Our stimulators described two different types of engagement in practice, and Accountability’s approach.

Ramon told the story of Vodafone’s engagement on porn and other aspects of content controls for mobiles. The company responded to press criticism of the industry by engaging with customers, NGOs and government. The engagement helped Vodafone understand not only how important the issue is for many parents, but also that attitudes vary significantly different from country to country. That understanding helped Vodafone to respond appropriately.

BT has a high-level Leadership Panel, chaired by Jonathon Porritt. It meets four or five times a year and provides a valuable external perspective in addition to specific engagement activity. The Panel generates interesting dialogue on key questions, a perspective on emerging issues, and contributes specific thinking on "Hot Topics". It also provides a statement on BT’s performance in the CR report.
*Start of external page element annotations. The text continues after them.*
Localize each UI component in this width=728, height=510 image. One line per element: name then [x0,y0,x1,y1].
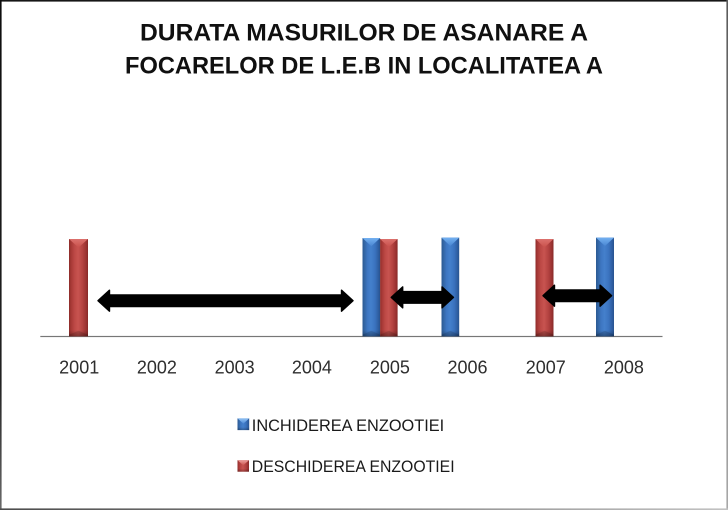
svg-text:2007: 2007 [526,358,566,378]
svg-text:2003: 2003 [215,358,255,378]
svg-text:2004: 2004 [292,358,332,378]
svg-text:2005: 2005 [370,358,410,378]
svg-text:DESCHIDEREA ENZOOTIEI: DESCHIDEREA ENZOOTIEI [252,458,455,476]
svg-text:2001: 2001 [59,358,99,378]
svg-text:DURATA MASURILOR DE ASANARE A: DURATA MASURILOR DE ASANARE A [140,20,588,47]
svg-text:FOCARELOR DE L.E.B IN LOCALITA: FOCARELOR DE L.E.B IN LOCALITATEA A [125,53,603,80]
svg-text:2002: 2002 [137,358,177,378]
svg-text:INCHIDEREA ENZOOTIEI: INCHIDEREA ENZOOTIEI [252,417,444,435]
svg-text:2008: 2008 [604,358,644,378]
svg-text:2006: 2006 [447,358,487,378]
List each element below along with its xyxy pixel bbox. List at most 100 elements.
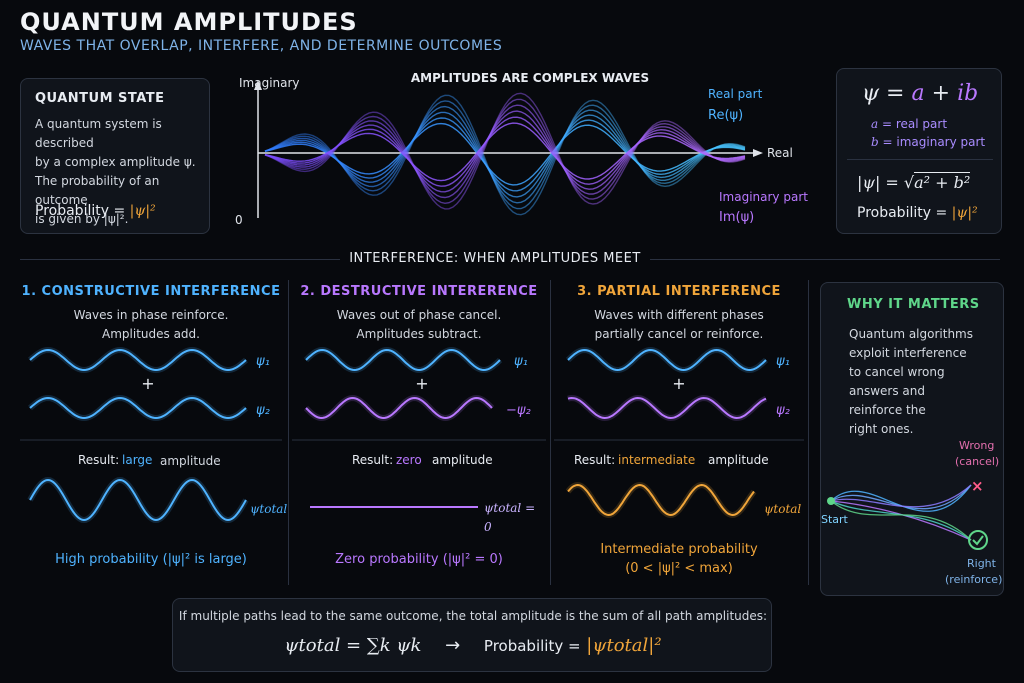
partial-total-curve [567, 483, 755, 517]
partial-desc-2: partially cancel or reinforce. [594, 327, 764, 341]
constructive-plus: + [141, 374, 154, 393]
partial-probability-2: (0 < |ψ|² < max) [625, 561, 733, 576]
why-line-4: answers and [849, 384, 925, 398]
constructive-total-wave-area [27, 476, 249, 524]
right-path [830, 500, 972, 541]
constructive-total-curve [29, 478, 247, 522]
state-line-1: A quantum system is described [35, 117, 162, 150]
partial-psi1: ψ₁ [776, 354, 790, 369]
footer-prob-formula: |ψtotal|² [586, 635, 662, 656]
footer-arrow-icon: → [445, 635, 461, 656]
footer-panel: If multiple paths lead to the same outco… [172, 598, 772, 672]
destructive-desc-2: Amplitudes subtract. [356, 327, 482, 341]
constructive-result-word: large [122, 453, 152, 467]
why-panel: WHY IT MATTERS Quantum algorithms exploi… [820, 282, 1004, 596]
quantum-state-heading: QUANTUM STATE [35, 91, 165, 106]
imaginary-part-label: Imaginary part [719, 190, 808, 204]
destructive-result-suffix: amplitude [432, 453, 493, 467]
start-node [827, 497, 835, 505]
partial-result-suffix: amplitude [708, 453, 769, 467]
imaginary-part-symbol: Im(ψ) [719, 210, 754, 225]
interference-title: INTERFERENCE: WHEN AMPLITUDES MEET [349, 251, 641, 266]
real-axis-arrow-icon [753, 149, 763, 157]
partial-probability-1: Intermediate probability [600, 542, 758, 557]
real-part-wave [264, 94, 746, 216]
partial-wave-2 [567, 394, 768, 422]
constructive-total-wave [27, 476, 249, 524]
state-probability: Probability = |ψ|² [35, 203, 156, 219]
destructive-wave-2 [303, 394, 495, 422]
destructive-plus: + [415, 374, 428, 393]
b-definition-symbol: b [871, 135, 879, 149]
check-mark-icon [972, 535, 984, 546]
destructive-result-word: zero [396, 453, 422, 467]
destructive-wave-1 [303, 346, 503, 374]
constructive-desc-2: Amplitudes add. [102, 327, 200, 341]
quantum-state-panel: QUANTUM STATE A quantum system is descri… [20, 78, 210, 234]
partial-probability: Intermediate probability (0 < |ψ|² < max… [554, 540, 804, 578]
destructive-psi1-curve [305, 348, 501, 372]
real-part-strand [264, 122, 746, 186]
formula-prob-value: |ψ|² [951, 205, 978, 221]
partial-wave-1 [565, 346, 769, 374]
destructive-desc: Waves out of phase cancel. Amplitudes su… [292, 306, 546, 344]
constructive-psi1-curve [29, 348, 247, 372]
constructive-psi1: ψ₁ [256, 354, 270, 369]
footer-prob-label: Probability = [483, 637, 581, 655]
constructive-result-suffix: amplitude [160, 454, 221, 468]
formula-prob-label: Probability = [857, 205, 948, 221]
why-start-label: Start [821, 513, 849, 526]
b-definition-text: = imaginary part [882, 135, 986, 149]
psi-definition-plus: + [931, 81, 951, 106]
state-prob-label: Probability = [35, 203, 126, 219]
destructive-probability: Zero probability (|ψ|² = 0) [335, 552, 503, 567]
axis-origin-label: 0 [235, 213, 243, 227]
complex-wave-diagram: Imaginary Real 0 AMPLITUDES ARE COMPLEX … [235, 71, 808, 227]
why-line-3: to cancel wrong [849, 365, 945, 379]
constructive-desc: Waves in phase reinforce. Amplitudes add… [20, 306, 282, 344]
real-part-symbol: Re(ψ) [708, 108, 743, 123]
interference-rule-left [20, 259, 340, 260]
partial-waves: ψ₁ + ψ₂ Result: intermediate amplitude [554, 346, 804, 467]
destructive-psi2: −ψ₂ [506, 403, 531, 418]
real-part-label: Real part [708, 87, 763, 101]
formula-probability: Probability = |ψ|² [857, 205, 978, 221]
page-title: QUANTUM AMPLITUDES [20, 8, 358, 36]
psi-definition-ib: ib [957, 81, 979, 106]
destructive-total-label: ψtotal = 0 [484, 501, 536, 534]
destructive-waves: ψ₁ + −ψ₂ Result: zero amplitude [292, 346, 546, 508]
modulus-formula: |ψ| = √a² + b² [857, 172, 971, 192]
b-definition: b = imaginary part [871, 133, 985, 152]
constructive-column: 1. CONSTRUCTIVE INTERFERENCE Waves in ph… [20, 280, 287, 580]
partial-psi2-curve [567, 396, 767, 420]
a-definition-text: = real part [881, 117, 948, 131]
partial-plus: + [672, 374, 685, 393]
psi-definition-a: a [911, 81, 925, 106]
state-line-3: The probability of an outcome [35, 174, 160, 207]
constructive-probability: High probability (|ψ|² is large) [55, 552, 247, 567]
state-line-2: by a complex amplitude ψ. [35, 155, 196, 169]
page-subtitle: WAVES THAT OVERLAP, INTERFERE, AND DETER… [20, 38, 503, 54]
imaginary-part-strand [264, 116, 746, 187]
wrong-path [830, 484, 972, 508]
real-part-strand [264, 94, 746, 216]
destructive-column: 2. DESTRUCTIVE INTERERENCE Waves out of … [292, 280, 546, 580]
partial-desc: Waves with different phases partially ca… [554, 306, 804, 344]
destructive-result-prefix: Result: [352, 453, 393, 467]
interference-rule-right [650, 259, 1000, 260]
constructive-wave-2 [28, 394, 248, 422]
destructive-psi1: ψ₁ [514, 354, 528, 369]
partial-desc-1: Waves with different phases [594, 308, 764, 322]
column-divider-3 [808, 280, 809, 585]
partial-total-label: ψtotal [764, 502, 802, 516]
destructive-heading: 2. DESTRUCTIVE INTERERENCE [300, 284, 538, 299]
why-line-1: Quantum algorithms [849, 327, 973, 341]
why-heading: WHY IT MATTERS [847, 297, 980, 312]
partial-total-wave [565, 481, 757, 519]
why-wrong-1: Wrong [959, 439, 994, 452]
partial-column: 3. PARTIAL INTERFERENCE Waves with diffe… [554, 280, 804, 580]
state-line-4: is given by |ψ|². [35, 212, 129, 226]
footer-sum-formula: ψtotal = ∑k ψk [284, 635, 422, 656]
destructive-psi2-curve [305, 396, 493, 420]
partial-result-word: intermediate [618, 453, 695, 467]
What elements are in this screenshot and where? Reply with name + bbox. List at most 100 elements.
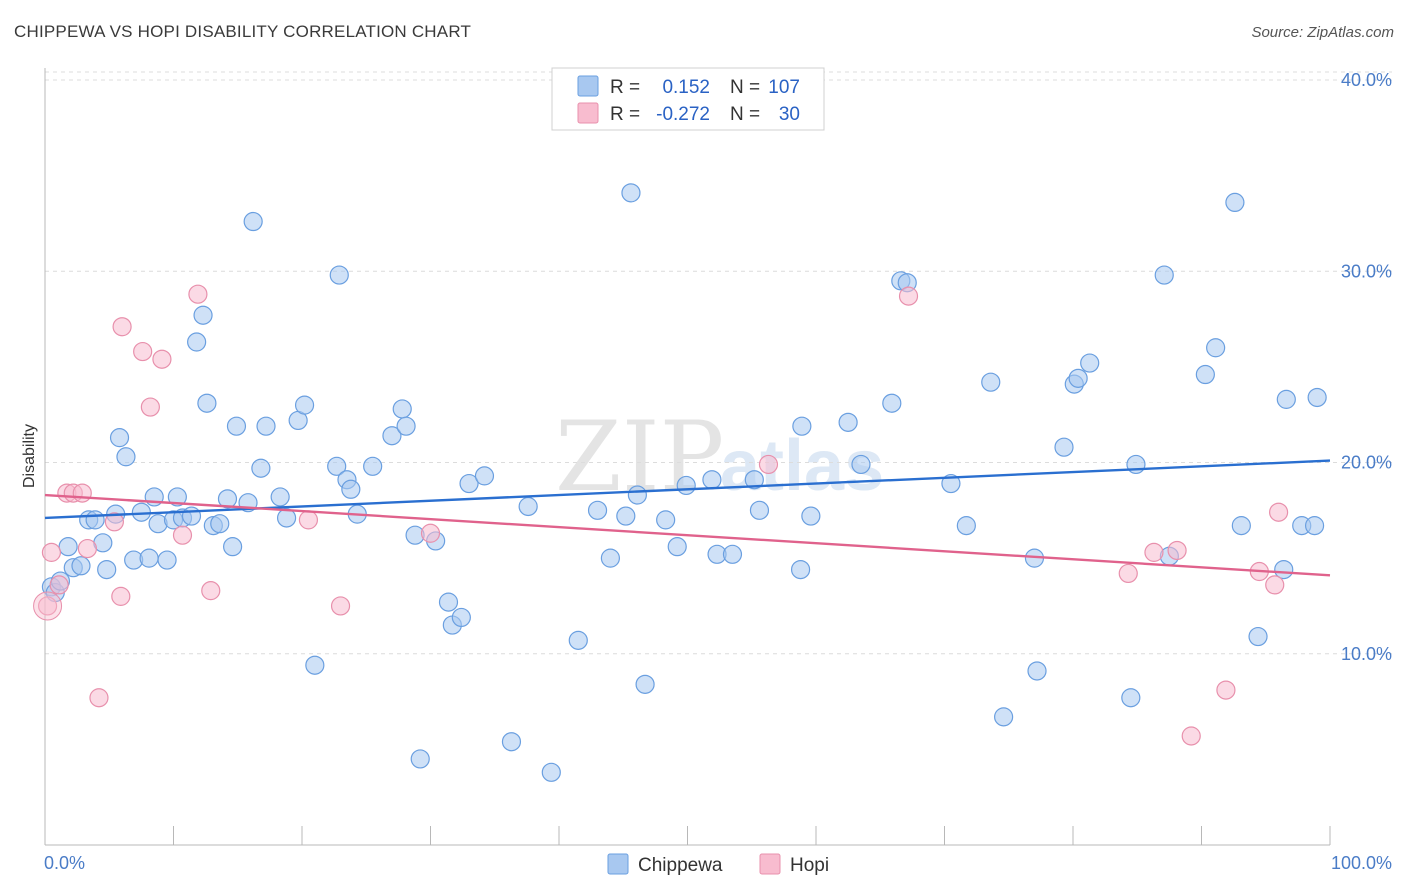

For Accountability, the concept of inclusivity (and therefore engagement) is central to corporate responsibility. The draft new standard (AA1000SES) which is open for comment during 2006, is based on the AA1000 principles of materiality, completeness and responsiveness. It describes quality engagement processes which comply with those principles, with two especially important features:

Stakeholders have a right to be heard and companies have a responsibility to respond
Engagement needs to be strategic, not just around specific issues

The discussion ranged around questions of paying stakeholders to take part in research (or at least making a donation to charity), the difficulty of capturing the varied engagement which goes on around the world and in different businesses within a multinational, and the extent to which engagement can give a voice to the voiceless.

We were taxed particularly by the question of responding. It is likely that different stakeholders will have conflicting opinions. It is also possible that a company will choose to disagree with stakeholders’ proposals or to turn down the recommendations of a Panel. Clearly the responsibility for taking those decisions rests with management – engagement is only advisory. But there is clearly a risk that the engagement process will lose value for stakeholders if it appears to be merely cosmetic.

The view round our table was that transparency is critical (in fact one guest suggested it is more important than the outcome). A company needs to explain not only how it is engaged, but also report the outcomes and explain why stakeholder views have not prevailed, if that is the case.